Indeed, the NCD for Leqembi — yet to be rendered — will be critical to its success as the vast majority of those who are eligible for the treatment are Medicare enrollees.
What’s more, at the time of the Aduhelm NCD, CMS said that FDA-approved monoclonal antibodies that target amyloid — the protein in the brain thought to contribute to Alzheimer’s — will only be covered in a clinical trial conducted with regulatory authorization. In order for CMS to cover Leqembi, it would need to adjust this stance.
A full approval for Lequembi could help CMS in its decision on covering Lequembi. Eisai (OTCPK:ESALF) on Friday said it will work quickly to file a supplementary Biologics License Application with data from the phase 3 Clarity AD trial to do so.
Another potential concern is the labeling for Leqembi. The patient population it is indicated for is far narrower than for Aduhelm. For Leqembi, it “should be initiated” in those with mild cognitive impairment and the mild dementia stage of Alzheimer’s.
Of course, doctors are free to prescribe Leqembi to anyone with signs of Alzheimer’s no matter what the stage. However, the narrower population in the prescribing information will likely weigh on many medical professionals.
Another concern for doctors considering prescribing Leqembi is the treatment’s safety record. The labeling contains a warning to monitor for Amyloid Related Imaging Abnormalities (“ARIA”) — characterized by brain swelling and bleeding — during the first 14 weeks of treatment.
ARIA was seen in some patients during clinical trials. In addition, in December, lecanemab was linked to a third patient death in a trial.
Jason Karlawish, co-director, Penn Memory Center, Perelman School of Medicine, University of Pennsylvania, said that the presence of the APOE4 gene could not only predict one’s risk of brain bleeding, but how effective Leqembi will work as well. Possessing the gene is considered a genetic risk factor for Alzheimer’s.
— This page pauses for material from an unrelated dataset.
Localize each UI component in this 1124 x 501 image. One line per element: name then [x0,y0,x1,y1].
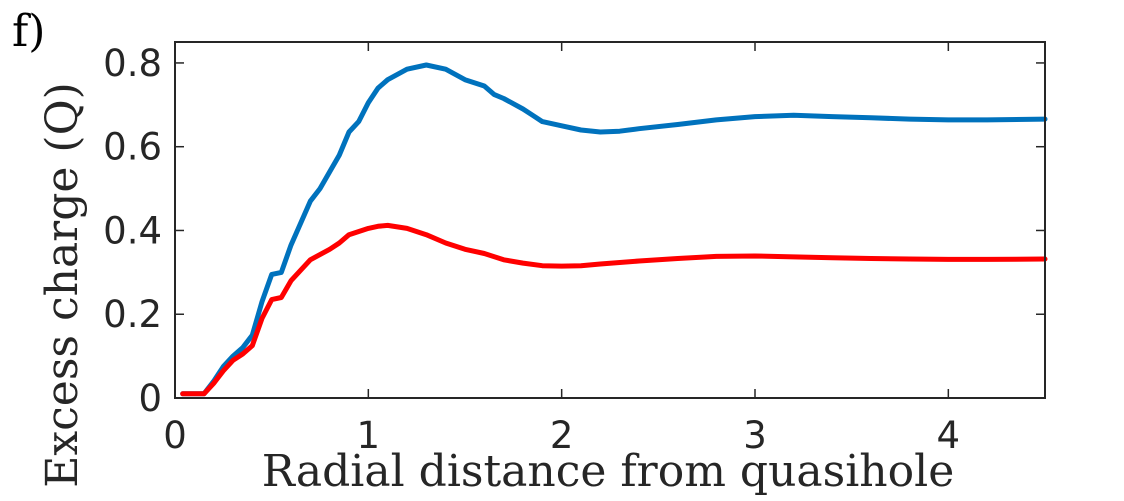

Karlawish noted that data from Leqembi trials indicated that those with the APOE4 gene had more brain bleeds and hemorrhages, and the drug wasn’t as effective on them either.
“For individuals making the decision whether to take this drug, I believe, I think, many clinicians like myself feel that APOE4 testing needs to be one of the options to consider whether this the right drug for me — and what are the chances of me benefitting as well as suffering risks,” he said.
Wall Street appears bullish on Leqembi’s prospects with several analysts expressing confidence on Friday that it will gain a positive NCD.
However, Piper Sandler’s Christoper Raymond was not among them. Raymond, who has a neutral rating on Biogen (BIIB), said he is concerned about Leqembi’s commercial success amid uncertainty over doctor uptake and the hassle of needing infusions every two weeks.